Is it safe in my Reo @ 0.5 ohm, and 0.25 ohm in my eVic?

Sent from my SM-G920F using Tapatalk


----------



## rogue zombie (13/12/15)

I just don't trust my understanding of batteries' specs.

Sent from my SM-G920F using Tapatalk


----------



## DoubleD (13/12/15)

r0gue z0mbie said:


> No point in me starting another thread. Can I ask the folks that know:
> 
> I have an old Efest 3100 mah 20a battery I used to use in Cloupor Mini @ around 0.7ohm duals.
> 
> ...



It should be fine with the 0.5Ω coil but I think you'd be pushing it to its limits with the 0.25Ω coil

Reactions: Like 1


----------



## rogue zombie (13/12/15)

DoubleD said:


> It should be fine with the 0.5Ω coil but I think you'd be pushing it to its limits with the 0.25Ω coil


Ah okay thank you very much.

I have the hardcore violet/pink Samsung for the 0.25... so I will get another of those.
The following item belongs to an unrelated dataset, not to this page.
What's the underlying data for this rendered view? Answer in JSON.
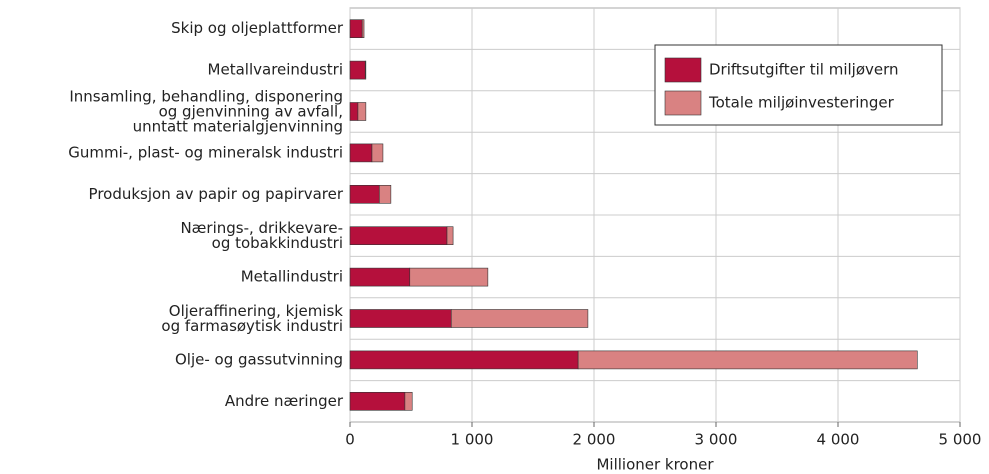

Sent from my SM-G920F using Tapatalk

Reactions: Like 1


----------



## blujeenz (13/12/15)

r0gue z0mbie said:


> No point in me starting another thread. Can I ask the folks that know:
> 
> I have an old Efest 3100 mah 20a battery I used to use in Cloupor Mini @ around 0.7ohm duals.
> 
> ...



In the Reo it should be fine, 4.2V / .5ohms= 8.4A well within the limit.
You didnt say which eVic, so assuming the plain vanilla 11W one which has a 2.5A current limit, youd be wasting your time putting in a 0.25 coil, the sweet spot is 2.14 ohms for that device.
Calcs sourced at http://www.steam-engine.org/modrange.asp

Reactions: Like 1


----------



## rogue zombie (13/12/15)

blujeenz said:


> In the Reo it should be fine, 4.2V / .5ohms= 8.4A well within the limit.
> You didnt say which eVic, so assuming the plain vanilla 11W one which has a 2.5A current limit, youd be wasting your time putting in a 0.25 coil, the sweet spot is 2.14 ohms for that device.
> Calcs sourced at http://www.steam-engine.org/modrange.asp


No, sorry, the newer eVic VTC mini. I run it at 40watts with 0.25 ohm coils.
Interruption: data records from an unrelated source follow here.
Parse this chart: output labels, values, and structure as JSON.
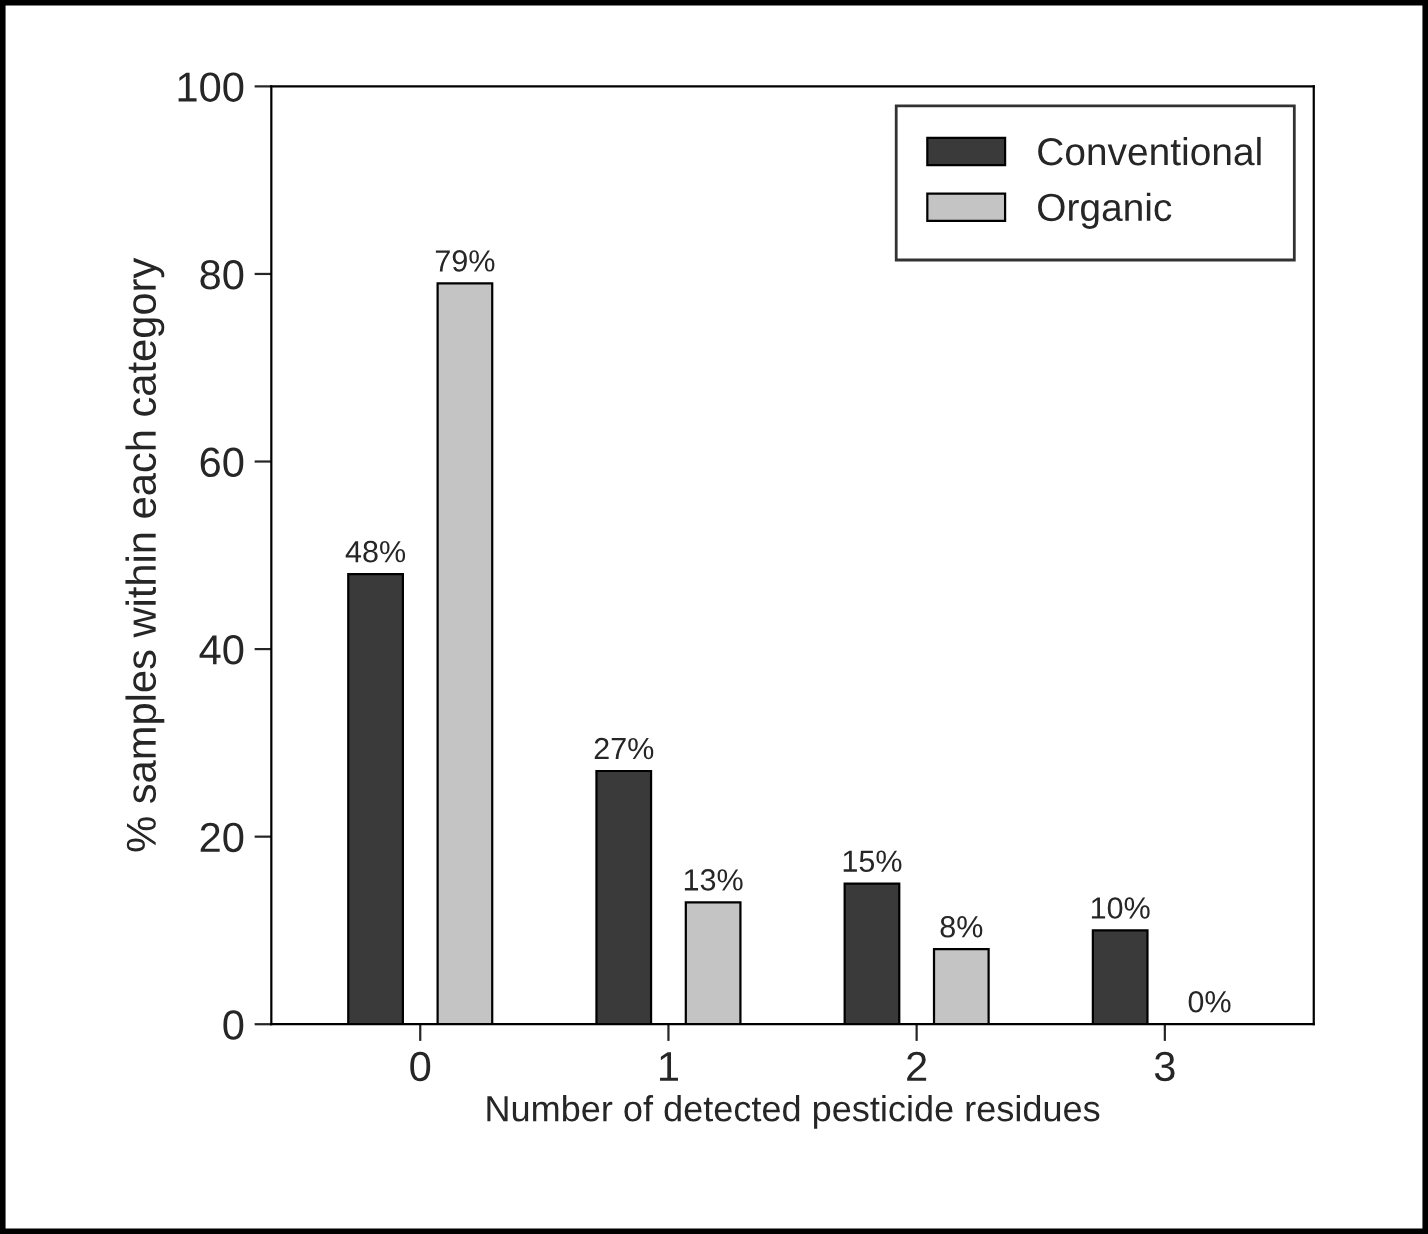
{
  "chart_data": {
    "type": "bar",
    "xlabel": "Number of detected pesticide residues",
    "ylabel": "% samples within each category",
    "categories": [
      "0",
      "1",
      "2",
      "3"
    ],
    "series": [
      {
        "name": "Conventional",
        "color": "#3a3a3a",
        "values": [
          48,
          27,
          15,
          10
        ],
        "value_labels": [
          "48%",
          "27%",
          "15%",
          "10%"
        ]
      },
      {
        "name": "Organic",
        "color": "#c4c4c4",
        "values": [
          79,
          13,
          8,
          0
        ],
        "value_labels": [
          "79%",
          "13%",
          "8%",
          "0%"
        ]
      }
    ],
    "ylim": [
      0,
      100
    ],
    "yticks": [
      0,
      20,
      40,
      60,
      80,
      100
    ],
    "grid": false,
    "legend": "top right"
  }
}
Sent from my SM-G920F using Tapatalk


----------



## shaunnadan (13/12/15)

r0gue z0mbie said:


> No, sorry, the newer eVic VTC mini. I run it at 40watts with 0.25 ohm coils.
> 
> Sent from my SM-G920F using Tapatalk



With a 20a battery you still have a decent amount of headroom with a 0.25ohm coil. So no issues 

The "old" statement is where I would be a bit careful. If it's a few months old then it's cool but if it's many many months old and it's starting to show signs of being a worn out shoe then I'd just chuck it out. 

The crucial need for higher than 20a batteries are when you move from 0.2 to 0.1 resistances.

Reactions: Like 1


----------



## blujeenz (13/12/15)

r0gue z0mbie said:


> No, sorry, the newer eVic VTC mini. I run it at 40watts with 0.25 ohm coils.
> 
> Sent from my SM-G920F using Tapatalk


If you run it in power mode at 40W then the mod reduces voltage to 3.16V which means the current will be 12.65A, so safe for the batt but a limited run time of 16min giving 186 puffs, with the 3100mah batt as baseline seeing as they didnt have your batt listed.

Running your batt in any unregulated mod with a .25 ohm coil will be on the ragged edge, expect heat.

Reactions: Like 1 | Agree 1


----------



## rogue zombie (13/12/15)

blujeenz said:


> If you run it in power mode at 40W then the mod reduces voltage to 3.16V which means the current will be 12.65A, so safe for the batt but a limited run time of 16min giving 186 puffs, with the 3100mah batt as baseline seeing as they didnt have your batt listed.
> 
> Running your batt in any unregulated mod with a .25 ohm coil will be on the ragged edge, expect heat.


Huh, I didn't even notice that. I see the volts is around 3, so I must be in power mode.

Sent from my SM-G920F using Tapatalk


----------



## shaunnadan (13/12/15)

r0gue z0mbie said:


> Huh, I didn't even notice that. I see the volts is around 3, so I must be in power mode.
> 
> Sent from my SM-G920F using Tapatalk



Your mod has power mode (for kanthal usually ) tc modes and then bypass mode. 

Bypass is where it was "act" as an unregulated mod and push all battery power through to the atty but I have yet to see a mod that goes past the electronic boundaries that the mod can handle .

Reactions: Like 1


----------



## rogue zombie (13/12/15)

shaunnadan said:


> Your mod has power mode (for kanthal usually ) tc modes and then bypass mode.
> 
> Bypass is where it was "act" as an unregulated mod and push all battery power through to the atty but I have yet to see a mod that goes past the electronic boundaries that the mod can handle .


Lol... I actually read a manual, to see what's happening 

I think I may actually look into TC.

Sent from my SM-G920F using Tapatalk


----------



## rogue zombie (13/12/15)

Although, I haven't really seen much folks actually excited about TC.

Sent from my SM-G920F using Tapatalk


----------